The Hiding

(for Onweald)

By Sandy Lender

 

Mellada glides through the halls of the hiding

Searching the quiet and with her time biding

Her women in waiting are noiselessly crying

Under the thundering of crashes subsiding

 

The walls of the halls with seawater dripping

Sheltering, sweltering, saps strength from the living

But Mellada’sures them, with comforting smiling

The stones of the crone all beguiling with scrying

 

None see the wink, the blink passing slyly

‘tween crone and queen for the calming of lying

Searching the quiet, preparing morn’s breaking

Dreaming is passing with sighing and waking

 

There is calm in resigning, a peaceful abiding

Finding new life in declining the fighting

Their warriors’ deaths on the wind news is blowing

Chiming and banging, the death tolls extolling

 

The clanging with sunrise outside the hall’s hiding

Alarms and disturbs with a dragon force flying

The wind of his wings crashes boulders high piling

And blocking the holes to the halls of the hiding

 

Mellada sings through the halls of the hiding

Her voice lowly mewling from shadows soft spreading

Her women in waiting like whispers receding

Till oceans of time with their gods they’re pleading

 

A hush lines the still dripping halls of the hiding

Where Mellada died with her women in waiting

Their souls washed with mem’ries of saltwater sinking

And ocean rocks filt’ring their bones for the seining

 

4 thoughts on “The Hiding

  1. As a sometime fan of some fantasy (I’m more science fiction), I fell into this story all the way. I’m especially fond of the use of -ing to end each line and even inside each line. It’s especially effective that some are gerunds and some are verbs. They add action to your story.

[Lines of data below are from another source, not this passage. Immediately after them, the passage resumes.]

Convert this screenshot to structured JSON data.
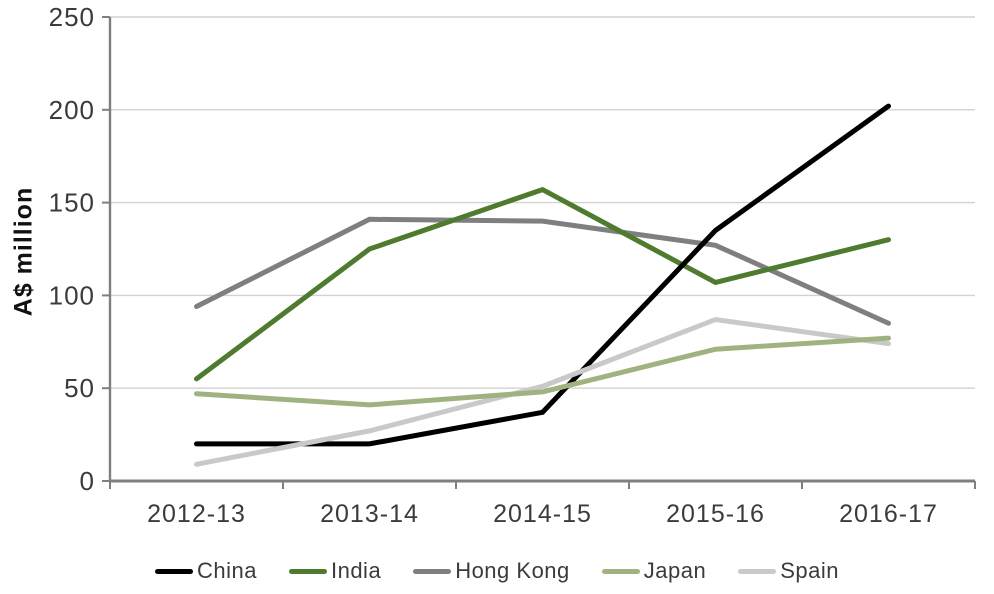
{
  "chart_data": {
    "type": "line",
    "title": "",
    "ylabel": "A$ million",
    "xlabel": "",
    "categories": [
      "2012-13",
      "2013-14",
      "2014-15",
      "2015-16",
      "2016-17"
    ],
    "series": [
      {
        "name": "China",
        "color": "#000000",
        "values": [
          20,
          20,
          37,
          135,
          202
        ]
      },
      {
        "name": "India",
        "color": "#4e7b2e",
        "values": [
          55,
          125,
          157,
          107,
          130
        ]
      },
      {
        "name": "Hong Kong",
        "color": "#7f7f7f",
        "values": [
          94,
          141,
          140,
          127,
          85
        ]
      },
      {
        "name": "Japan",
        "color": "#9fb381",
        "values": [
          47,
          41,
          48,
          71,
          77
        ]
      },
      {
        "name": "Spain",
        "color": "#c9c9c9",
        "values": [
          9,
          27,
          51,
          87,
          74
        ]
      }
    ],
    "ylim": [
      0,
      250
    ],
    "yticks": [
      0,
      50,
      100,
      150,
      200,
      250
    ],
    "grid": "horizontal",
    "legend_position": "bottom",
    "draw_order": [
      "Hong Kong",
      "India",
      "China",
      "Spain",
      "Japan"
    ],
    "line_width": 5,
    "colors": {
      "gridline": "#d2d2d2",
      "axis": "#7f7f7f",
      "tick_label": "#3b3b3b"
    }
  }
}
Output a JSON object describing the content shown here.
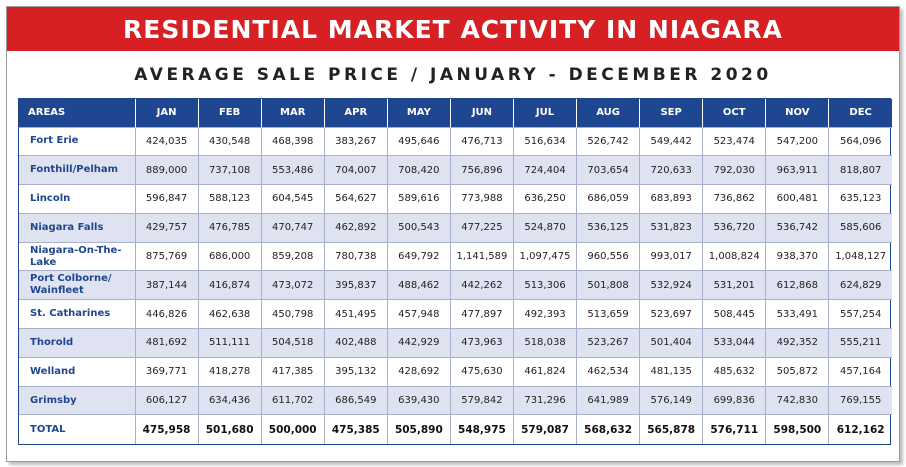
{
  "header": {
    "title": "RESIDENTIAL MARKET ACTIVITY IN NIAGARA",
    "subtitle": "AVERAGE SALE PRICE / JANUARY - DECEMBER 2020"
  },
  "colors": {
    "banner": "#d62024",
    "header_row": "#1f4690",
    "alt_row": "#dfe3f1",
    "area_text": "#1f4690"
  },
  "table": {
    "columns": [
      "AREAS",
      "JAN",
      "FEB",
      "MAR",
      "APR",
      "MAY",
      "JUN",
      "JUL",
      "AUG",
      "SEP",
      "OCT",
      "NOV",
      "DEC"
    ],
    "rows": [
      {
        "area": "Fort Erie",
        "values": [
          "424,035",
          "430,548",
          "468,398",
          "383,267",
          "495,646",
          "476,713",
          "516,634",
          "526,742",
          "549,442",
          "523,474",
          "547,200",
          "564,096"
        ]
      },
      {
        "area": "Fonthill/Pelham",
        "values": [
          "889,000",
          "737,108",
          "553,486",
          "704,007",
          "708,420",
          "756,896",
          "724,404",
          "703,654",
          "720,633",
          "792,030",
          "963,911",
          "818,807"
        ]
      },
      {
        "area": "Lincoln",
        "values": [
          "596,847",
          "588,123",
          "604,545",
          "564,627",
          "589,616",
          "773,988",
          "636,250",
          "686,059",
          "683,893",
          "736,862",
          "600,481",
          "635,123"
        ]
      },
      {
        "area": "Niagara Falls",
        "values": [
          "429,757",
          "476,785",
          "470,747",
          "462,892",
          "500,543",
          "477,225",
          "524,870",
          "536,125",
          "531,823",
          "536,720",
          "536,742",
          "585,606"
        ]
      },
      {
        "area": "Niagara-On-The-Lake",
        "values": [
          "875,769",
          "686,000",
          "859,208",
          "780,738",
          "649,792",
          "1,141,589",
          "1,097,475",
          "960,556",
          "993,017",
          "1,008,824",
          "938,370",
          "1,048,127"
        ]
      },
      {
        "area": "Port Colborne/ Wainfleet",
        "values": [
          "387,144",
          "416,874",
          "473,072",
          "395,837",
          "488,462",
          "442,262",
          "513,306",
          "501,808",
          "532,924",
          "531,201",
          "612,868",
          "624,829"
        ]
      },
      {
        "area": "St. Catharines",
        "values": [
          "446,826",
          "462,638",
          "450,798",
          "451,495",
          "457,948",
          "477,897",
          "492,393",
          "513,659",
          "523,697",
          "508,445",
          "533,491",
          "557,254"
        ]
      },
      {
        "area": "Thorold",
        "values": [
          "481,692",
          "511,111",
          "504,518",
          "402,488",
          "442,929",
          "473,963",
          "518,038",
          "523,267",
          "501,404",
          "533,044",
          "492,352",
          "555,211"
        ]
      },
      {
        "area": "Welland",
        "values": [
          "369,771",
          "418,278",
          "417,385",
          "395,132",
          "428,692",
          "475,630",
          "461,824",
          "462,534",
          "481,135",
          "485,632",
          "505,872",
          "457,164"
        ]
      },
      {
        "area": "Grimsby",
        "values": [
          "606,127",
          "634,436",
          "611,702",
          "686,549",
          "639,430",
          "579,842",
          "731,296",
          "641,989",
          "576,149",
          "699,836",
          "742,830",
          "769,155"
        ]
      }
    ],
    "total": {
      "area": "TOTAL",
      "values": [
        "475,958",
        "501,680",
        "500,000",
        "475,385",
        "505,890",
        "548,975",
        "579,087",
        "568,632",
        "565,878",
        "576,711",
        "598,500",
        "612,162"
      ]
    }
  }
}
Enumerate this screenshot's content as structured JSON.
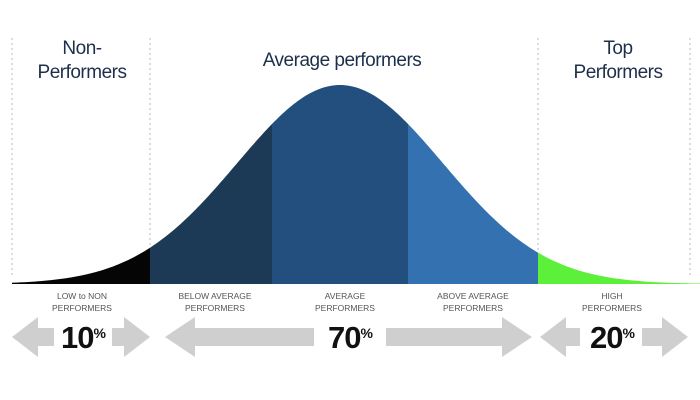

    These are my favorite lines:
    •”But Mellada’sures them, with comforting smiling”‘
    I love how you use her name to contract the missing letter in the next word. I might steal this device in a future poem. Clever and very poetic!

    •”The stones of the crone all beguiling with scrying
    The double use of -ing in one line — one verb and one noun — is rich!

    •”None see the wink, the blink passing slyly
    ‘tween crone and queen for the calming of lying”
    The internal rhymes of “wink” and “blink” as well as the use of -ing. — love it! Plus that last one — “calming of lying” — caught me by surprise although I should have know something unexpected was coming with the sly wink and blink! I was also deceived. This line slapped me in the face — in a good way — and made me pay closer attention as I continued reading.

    This line: “Their warriors’ deaths on the wind news is blowing” gave me pause — and not for a good reason. The rhythm feels off even if it’s not. I think it’s because I’m tripping over the meaning and had to backtrack. Is there another way to say It so it’s clearer without the stumble that it is the news of that warriors’ deaths that is blowing on the wind?

    Do I need to say I like this poem? I hope it’s one of your submissions for the anthology.